Verbale Aufrüstung

Der Polizeieinsatz beim Asem-Gipfel an Pfingsten und das Demonstrationsrecht: Bürgerschaft debattiert lautstark über die Rechte von Bürgern und Polizei. Manche fanden’s unterirdisch

VON SVEN-MICHAEL VEIT

Bisweilen zeichnet Hamburgs parteilosen Innensenator Udo Nagel ein unfreiwilliger Humor aus. Diese „verbale Aufrüstung ist doch unnötig“, befand Nagel, nachdem RednerInnen von CDU, SPD und GAL sich in der Bürgerschaft einen heftigen Meinungswechsel über die Demonstration gegen den Asem-Gipfel am Pfingstmontag geliefert hatten. Anschließend hieb er gestern Nachmittag selbst mächtig auf die Opposition ein.

SPD und Grüne hätten „ein zwiespältiges Verhältnis zur Inneren Sicherheit“, behauptete Nagel. Sämtliche Kritik „am erfolgreichen Einsatz der Polizei“ sei unberechtigt. Die bis zu „1.200 militanten Antidemokraten im Schwarzen Block“ hätten kein Interesse am Austausch von Argumenten gehabt, sondern nur an Gewalt.

Das habe sich gezeigt bei den Auseinandersetzungen zwischen Autonomen und Polizei am Abend „in Ihrer geliebten Schanze“, wie CDU-Innenpolitiker Karl-Heinz Warnholz in Richtung Grüne höhnte. Er schloss die Unterstellung an, ob nach Ansicht der GAL „wir wohl den Krawallmachern die Straßen überlassen sollten?“.

Damit war ein Debattenniveau erreicht, dass RednerInnen von SPD und GAL „unangemessen“ oder gar „unterirdisch“ fanden. Dieses „parteipolitisch motivierte Ereifern der CDU“, schalt SPD-Innenpolitiker Andres Dressel, werde der Kernfrage nicht gerecht, zwischen „friedlichen Demonstranten und Gewalttätern zu unterscheiden“.

Der polizeiliche Wanderkessel bei der Demonstration gegen den Asem-Gipfel „mit einem Betreuungsverhältnis von 1:1“ erwecke den Eindruck, „dass Menschen kriminalisiert werden, die ihr Grundrecht auf Versammlungsfreiheit ausüben“. Für Senat, CDU und Polizei sei das Demonstrationsrecht „ein hinzunehmendes Übel“ und „Verfassungsfolklore von nervigen außerparlamentarischen Minderheiten“, schimpfte Dressel.
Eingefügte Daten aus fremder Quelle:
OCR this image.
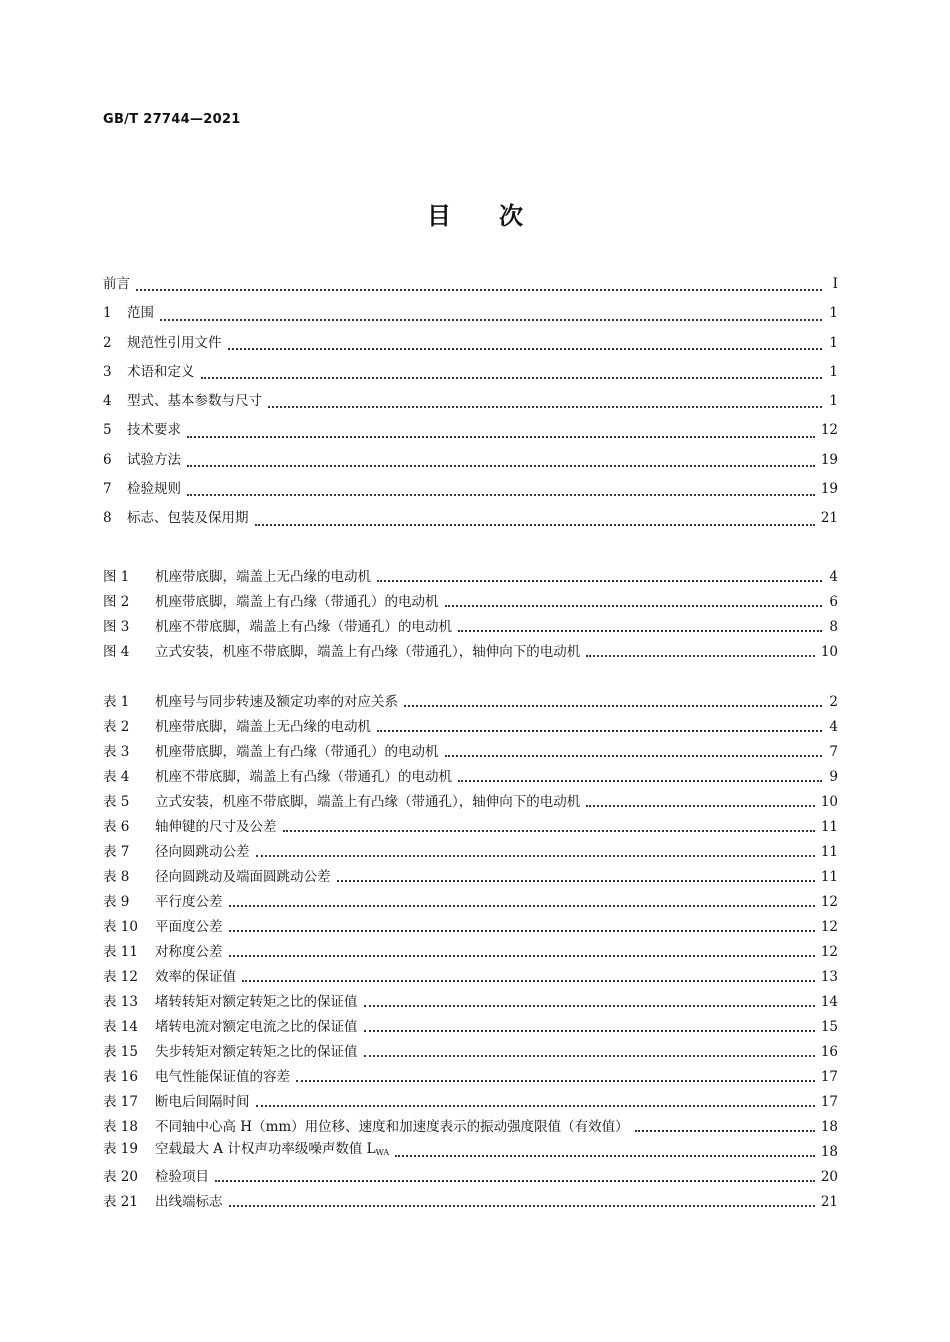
GB/T 27744—2021
目　　次
前言	Ⅰ
1 范围	1
2 规范性引用文件	1
3 术语和定义	1
4 型式、基本参数与尺寸	1
5 技术要求	12
6 试验方法	19
7 检验规则	19
8 标志、包装及保用期	21
图 1 机座带底脚，端盖上无凸缘的电动机	4
图 2 机座带底脚，端盖上有凸缘（带通孔）的电动机	6
图 3 机座不带底脚，端盖上有凸缘（带通孔）的电动机	8
图 4 立式安装，机座不带底脚，端盖上有凸缘（带通孔），轴伸向下的电动机	10
表 1 机座号与同步转速及额定功率的对应关系	2
表 2 机座带底脚，端盖上无凸缘的电动机	4
表 3 机座带底脚，端盖上有凸缘（带通孔）的电动机	7
表 4 机座不带底脚，端盖上有凸缘（带通孔）的电动机	9
表 5 立式安装，机座不带底脚，端盖上有凸缘（带通孔），轴伸向下的电动机	10
表 6 轴伸键的尺寸及公差	11
表 7 径向圆跳动公差	11
表 8 径向圆跳动及端面圆跳动公差	11
表 9 平行度公差	12
表 10 平面度公差	12
表 11 对称度公差	12
表 12 效率的保证值	13
表 13 堵转转矩对额定转矩之比的保证值	14
表 14 堵转电流对额定电流之比的保证值	15
表 15 失步转矩对额定转矩之比的保证值	16
表 16 电气性能保证值的容差	17
表 17 断电后间隔时间	17
表 18 不同轴中心高 H（mm）用位移、速度和加速度表示的振动强度限值（有效值）	18
表 19 空载最大 A 计权声功率级噪声数值 $L_{WA}$	18
表 20 检验项目	20
表 21 出线端标志	21
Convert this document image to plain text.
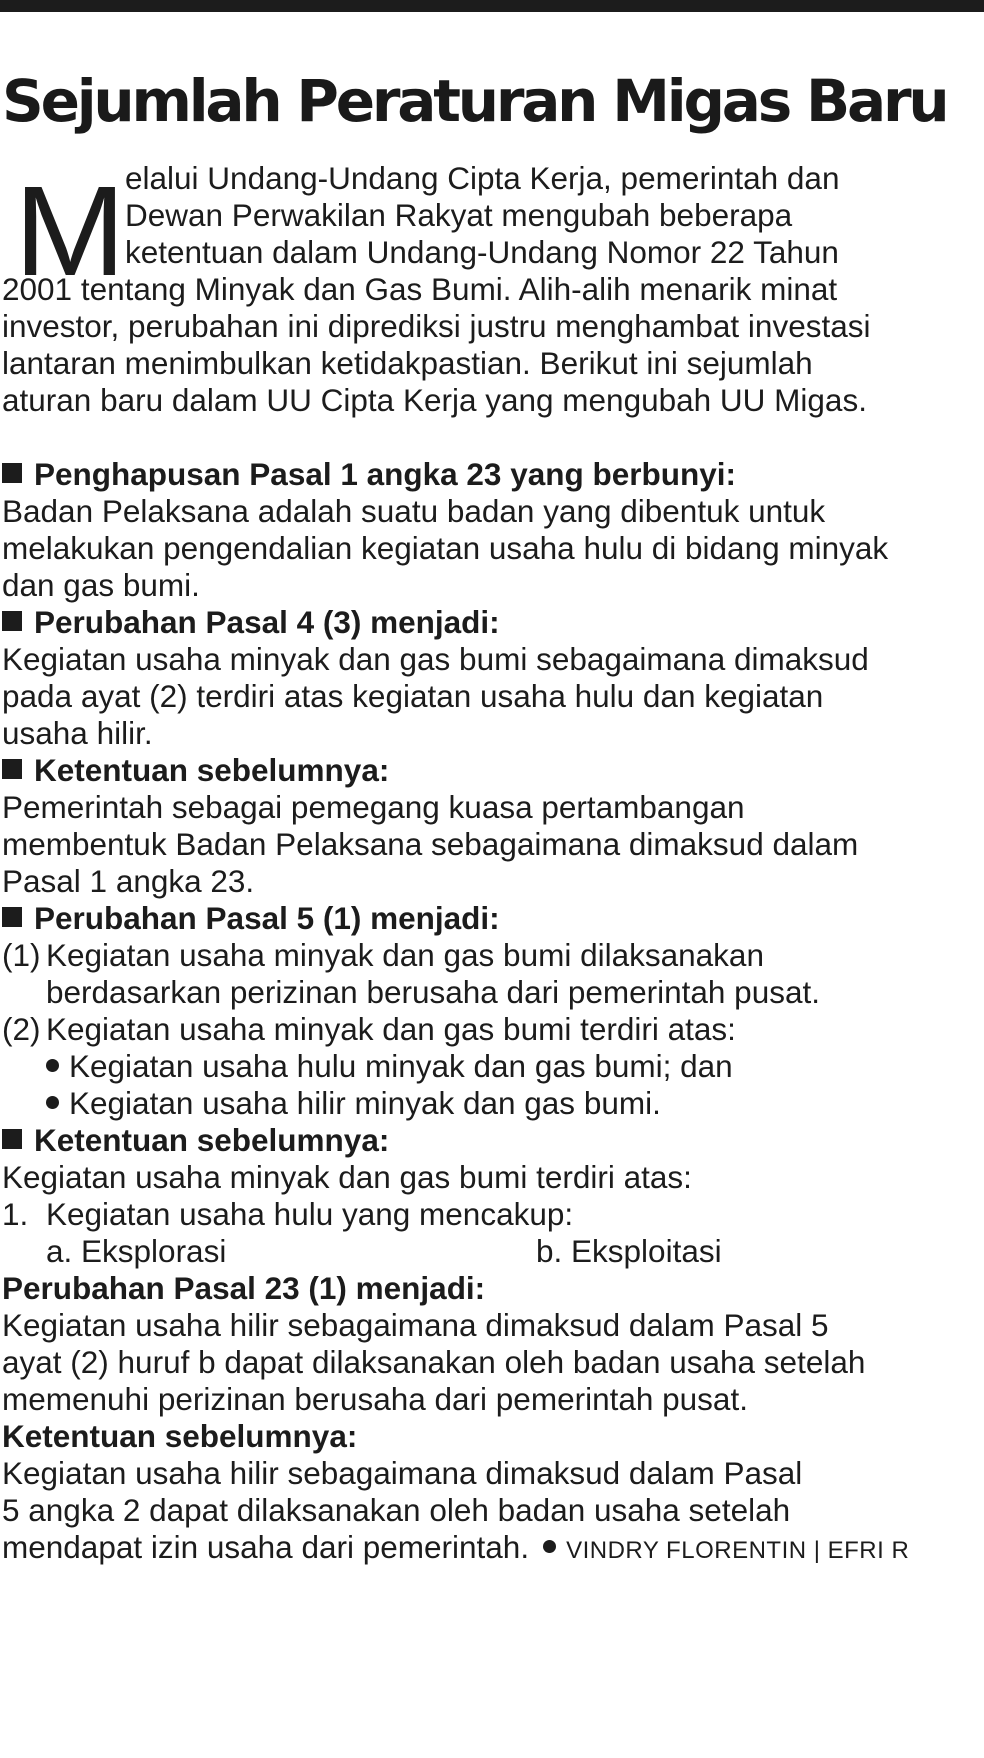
Sejumlah Peraturan Migas Baru
M elalui Undang-Undang Cipta Kerja, pemerintah dan

Dewan Perwakilan Rakyat mengubah beberapa

ketentuan dalam Undang-Undang Nomor 22 Tahun

2001 tentang Minyak dan Gas Bumi. Alih-alih menarik minat

investor, perubahan ini diprediksi justru menghambat investasi

lantaran menimbulkan ketidakpastian. Berikut ini sejumlah

aturan baru dalam UU Cipta Kerja yang mengubah UU Migas.

Penghapusan Pasal 1 angka 23 yang berbunyi:

Badan Pelaksana adalah suatu badan yang dibentuk untuk

melakukan pengendalian kegiatan usaha hulu di bidang minyak

dan gas bumi.

Perubahan Pasal 4 (3) menjadi:

Kegiatan usaha minyak dan gas bumi sebagaimana dimaksud

pada ayat (2) terdiri atas kegiatan usaha hulu dan kegiatan

usaha hilir.

Ketentuan sebelumnya:

Pemerintah sebagai pemegang kuasa pertambangan

membentuk Badan Pelaksana sebagaimana dimaksud dalam

Pasal 1 angka 23.

Perubahan Pasal 5 (1) menjadi:

(1) Kegiatan usaha minyak dan gas bumi dilaksanakan

berdasarkan perizinan berusaha dari pemerintah pusat.

(2) Kegiatan usaha minyak dan gas bumi terdiri atas:

Kegiatan usaha hulu minyak dan gas bumi; dan

Kegiatan usaha hilir minyak dan gas bumi.

Ketentuan sebelumnya:

Kegiatan usaha minyak dan gas bumi terdiri atas:

1. Kegiatan usaha hulu yang mencakup:

a. Eksplorasi	b. Eksploitasi

Perubahan Pasal 23 (1) menjadi:

Kegiatan usaha hilir sebagaimana dimaksud dalam Pasal 5

ayat (2) huruf b dapat dilaksanakan oleh badan usaha setelah

memenuhi perizinan berusaha dari pemerintah pusat.

Ketentuan sebelumnya:

Kegiatan usaha hilir sebagaimana dimaksud dalam Pasal

5 angka 2 dapat dilaksanakan oleh badan usaha setelah

mendapat izin usaha dari pemerintah. VINDRY FLORENTIN | EFRI R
Fast ungehört in der zum Teil phonstarken einstündigen Debatte verhallten die abgewogenen Worte der grünen Innenpolitikerin Antje Möller. „Niemand hier heißt Gewalt als Mittel der politischen Auseinandersetzung gut“, beschwichtigte sei. Sie vermisse aber „den wirksamen deeskalierenden Ansatz“ von Polizei und Innenbehörde. Als Vorbild bemühte sie Diskussionen und Runde Tische der 90er Jahre über das Phänomen der Hooligans in deutschen Fußballstadien. Was damals weitgehend erfolgreich gewesen sei, müsse doch auch jetzt möglich sein, „wenn es denn auch von staatlicher Seite gewollt“ ist.

Ist es aber wohl nur bedingt, wenn man CDU-Rechtspolitiker Kai Voet van Vormizeele ernst nehmen darf. Er vertrat die Auffassung, „dass die Polizei die friedliche Demonstration überhaupt erst ermöglicht“ habe.

Ihm scheine in mehreren Punkten „die Verhältnismäßigkeit der Mittel nicht gewahrt“, erklärte hingegen der stellvertretende SPD-Fraktionschef Martin Schäfer mit Blick auf die polizeilichen Briefkontrollen im Postamt Kaltenkircher Platz. Tausende von Briefen auf der Suche nach einem möglichen Bekennerschreiben unter die Lupe zu nehmen, sei „mindestens an der Grenze der Rechtmäßigkeit“.

Für den grünen Rechtspolitiker Till Steffen war diese vor zwei Wochen von der taz nord aufgedeckte Schnüffelaktion „ein gravierender Eingriff in Grundrechte, der nicht hinzunehmen ist“ – was ihm von CDU-Rechtspolitiker Manfred Jäger die Bewertung „Frechheit“ einbrachte. Spätestens jetzt sei klar, sagte Jäger, „dass die CDU die einzige Partei ist, die ohne Wenn und Aber hinter der Polizei steht“. Was auch immer diese tut.